Court rules neither contractors nor workers required to contribute pending legal challenge

Minister of State for Employment Pat Breen issued a sectoral employment order setting the rates that electrical contractors should pay employees. Photograph: Chris Bellew/Fennells

Minister of State for Employment Pat Breen issued a sectoral employment order setting the rates that electrical contractors should pay employees. Photograph: Chris Bellew/Fennells

 

Electrical contractors cannot be forced to contribute to the builders’ pension scheme following the latest round of a court challenge to a Government order setting pay for their industry.

Minister of State for Employment Pat Breen recently issued a sectoral employment order setting the rates that electrical contractors should pay employees and requiring that they contribute to the Construction Workers’ Pension Scheme.

However, following a High Court ruling, neither electrical contractors nor their workers are required to contribute to the pension scheme. Mr Justice Charles Meenan put a stay on the section relating to the pension in a hearing dealing with a challenge to the Minister’s order brought by industry body National Electrical Contractors Ireland (NECI).

The judge originally stayed the pension requirement only for the 100-plus companies the NECI represents. But following representations from the State he extended it to the entire industry at a hearing last week, pending the outcome of the challenge to Mr Breen’s order.

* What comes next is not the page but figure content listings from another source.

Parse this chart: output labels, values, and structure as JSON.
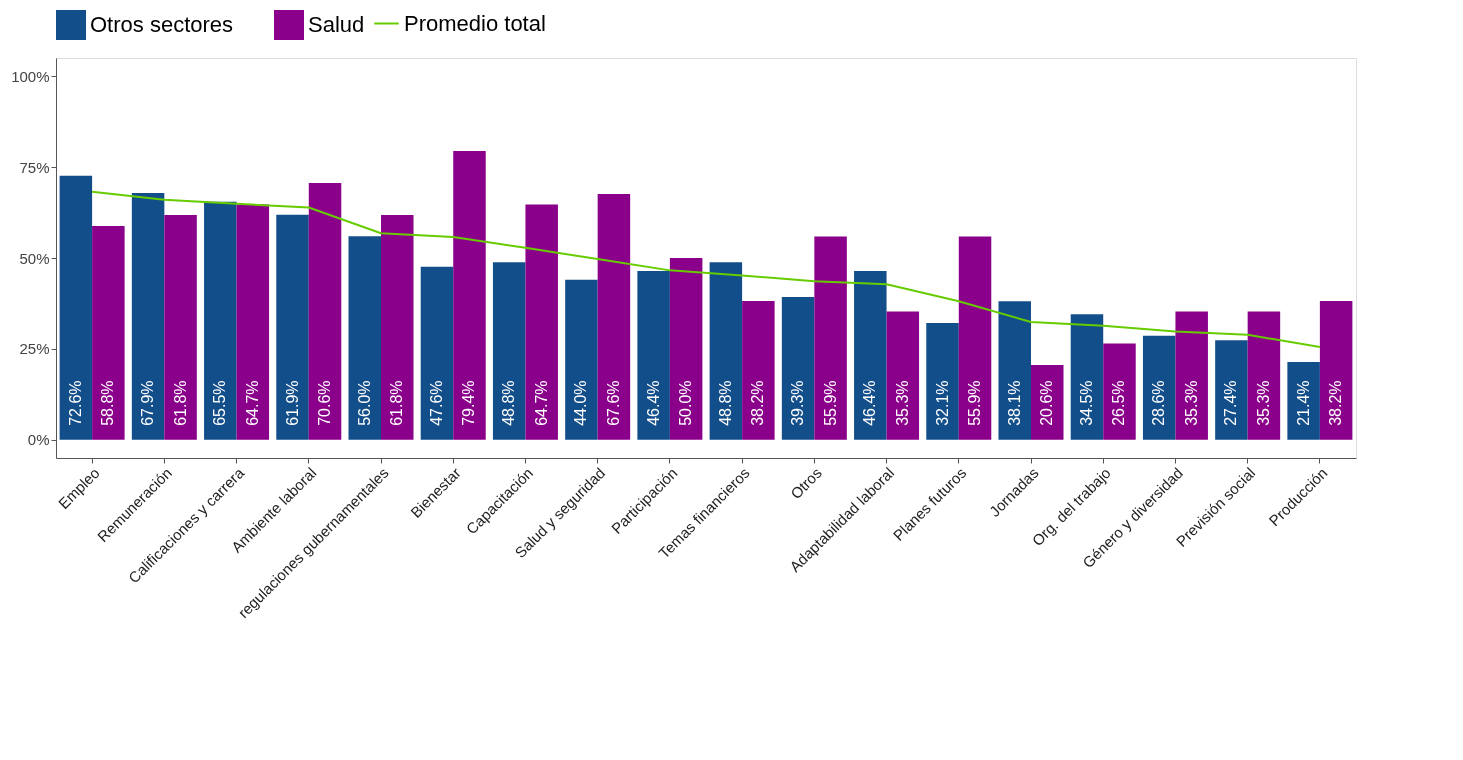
{
  "chart_data": {
    "type": "bar",
    "categories": [
      "Empleo",
      "Remuneración",
      "Calificaciones y carrera",
      "Ambiente laboral",
      "regulaciones gubernamentales",
      "Bienestar",
      "Capacitación",
      "Salud y seguridad",
      "Participación",
      "Temas financieros",
      "Otros",
      "Adaptabilidad laboral",
      "Planes futuros",
      "Jornadas",
      "Org. del trabajo",
      "Género y diversidad",
      "Previsión social",
      "Producción"
    ],
    "series": [
      {
        "name": "Otros sectores",
        "color": "#124e89",
        "values": [
          72.6,
          67.9,
          65.5,
          61.9,
          56.0,
          47.6,
          48.8,
          44.0,
          46.4,
          48.8,
          39.3,
          46.4,
          32.1,
          38.1,
          34.5,
          28.6,
          27.4,
          21.4
        ],
        "value_labels": [
          "72.6%",
          "67.9%",
          "65.5%",
          "61.9%",
          "56.0%",
          "47.6%",
          "48.8%",
          "44.0%",
          "46.4%",
          "48.8%",
          "39.3%",
          "46.4%",
          "32.1%",
          "38.1%",
          "34.5%",
          "28.6%",
          "27.4%",
          "21.4%"
        ]
      },
      {
        "name": "Salud",
        "color": "#8b008b",
        "values": [
          58.8,
          61.8,
          64.7,
          70.6,
          61.8,
          79.4,
          64.7,
          67.6,
          50.0,
          38.2,
          55.9,
          35.3,
          55.9,
          20.6,
          26.5,
          35.3,
          35.3,
          38.2
        ],
        "value_labels": [
          "58.8%",
          "61.8%",
          "64.7%",
          "70.6%",
          "61.8%",
          "79.4%",
          "64.7%",
          "67.6%",
          "50.0%",
          "38.2%",
          "55.9%",
          "35.3%",
          "55.9%",
          "20.6%",
          "26.5%",
          "35.3%",
          "35.3%",
          "38.2%"
        ]
      },
      {
        "name": "Promedio total",
        "type": "line",
        "color": "#66cc00",
        "values": [
          68.2,
          66.0,
          64.9,
          63.9,
          56.8,
          55.8,
          52.8,
          49.7,
          46.6,
          45.2,
          43.6,
          42.8,
          38.1,
          32.4,
          31.4,
          29.8,
          28.9,
          25.5
        ]
      }
    ],
    "ylim": [
      -5,
      105
    ],
    "yticks": [
      {
        "value": 0,
        "label": "0%"
      },
      {
        "value": 25,
        "label": "25%"
      },
      {
        "value": 50,
        "label": "50%"
      },
      {
        "value": 75,
        "label": "75%"
      },
      {
        "value": 100,
        "label": "100%"
      }
    ],
    "grid": false,
    "legend": "top",
    "marker": "none",
    "line_style": "solid"
  }
}
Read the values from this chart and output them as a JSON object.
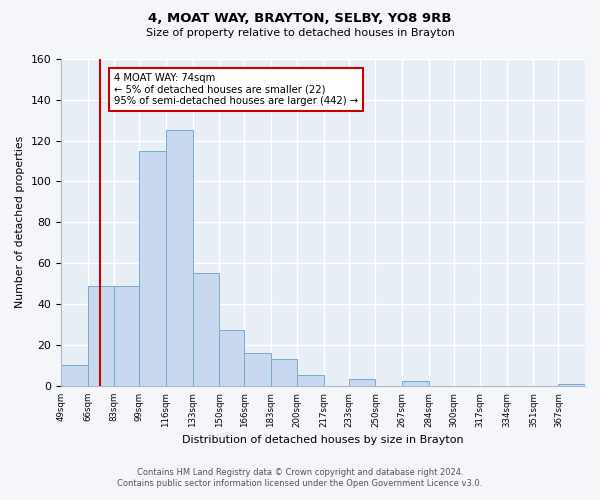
{
  "title": "4, MOAT WAY, BRAYTON, SELBY, YO8 9RB",
  "subtitle": "Size of property relative to detached houses in Brayton",
  "xlabel": "Distribution of detached houses by size in Brayton",
  "ylabel": "Number of detached properties",
  "bins": [
    49,
    66,
    83,
    99,
    116,
    133,
    150,
    166,
    183,
    200,
    217,
    233,
    250,
    267,
    284,
    300,
    317,
    334,
    351,
    367,
    384
  ],
  "counts": [
    10,
    49,
    49,
    115,
    125,
    55,
    27,
    16,
    13,
    5,
    0,
    3,
    0,
    2,
    0,
    0,
    0,
    0,
    0,
    1
  ],
  "bar_color": "#c8d8ee",
  "bar_edge_color": "#7aaac8",
  "ylim": [
    0,
    160
  ],
  "yticks": [
    0,
    20,
    40,
    60,
    80,
    100,
    120,
    140,
    160
  ],
  "vline_x": 74,
  "vline_color": "#cc0000",
  "annotation_title": "4 MOAT WAY: 74sqm",
  "annotation_line1": "← 5% of detached houses are smaller (22)",
  "annotation_line2": "95% of semi-detached houses are larger (442) →",
  "annotation_box_edge": "#cc0000",
  "footer_line1": "Contains HM Land Registry data © Crown copyright and database right 2024.",
  "footer_line2": "Contains public sector information licensed under the Open Government Licence v3.0.",
  "bg_color": "#f4f6fa",
  "plot_bg_color": "#e8eef6"
}
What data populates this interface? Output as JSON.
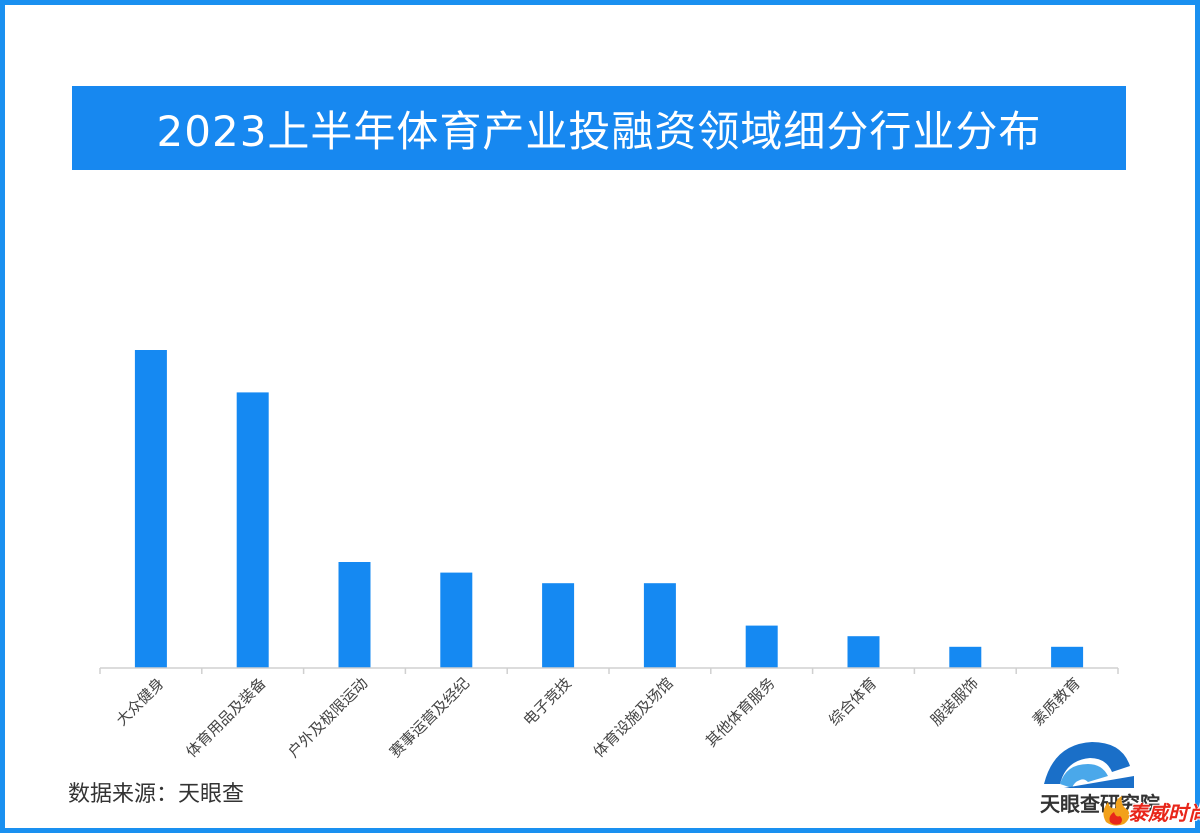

Businesses face prosecution if they fail to comply with the terms of a sectoral employment order . But the judge’s ruling means that this will not apply to electrical contractors which do not contribute to the builders’ pension scheme.

Mr Breen issued the order on foot of a recommendation from the Labour Court earlier this year. That recommendation followed an application from Technical, Electrical and Engineering Union, now called Connect, the Electrical Contractors’ Association, and the Association of Electrical Contractors Ireland for an “examination” of the industry in October 2018.

As the Labour Court was satisfied that these bodies were “substantially representative” of the industry, according to the Industrial Relations (Amendment) Act, 2015, it recommended that the Minister make the sectoral employment order setting pay rates and other conditions for electrical contractors.

While the court stayed the pension provision, NECI members must still increase electricians’ pay from this week to €23.49 and €24.34 an hour, depending on service, from about €18 to €21 an hour.

What do the contractors say?

Employers face prosecution if they fail to comply with this. But the NECI, which represents smaller contractors based outside Dublin, says that many of its members cannot afford to pay these rates and could go out of business as a result.

The organisation maintains that the pay rates set out in the employment order are similar to those paid to electricians by large Dublin contractors, many of which provide services to multinational companies. About 40 of these businesses employ 4,000 electricians.

The NECI is challenging the order on the grounds that the Labour Court and Minister failed to properly follow the procedures set out in the 2015 legislation.

The organisation says that the Industrial Relations (Amendment) Act 2015 is unconstitutional, as it allows individuals and bodies other than the Oireachtas to make laws.

At the original hearing last month, Helen Callanan SC with David O’Brien and solicitor Harry Carpendale, for the NECI, argued that the order would have allowed the Construction Workers’ Pension Scheme, a private body, to set minimum contributions for electrical contractors and their workers.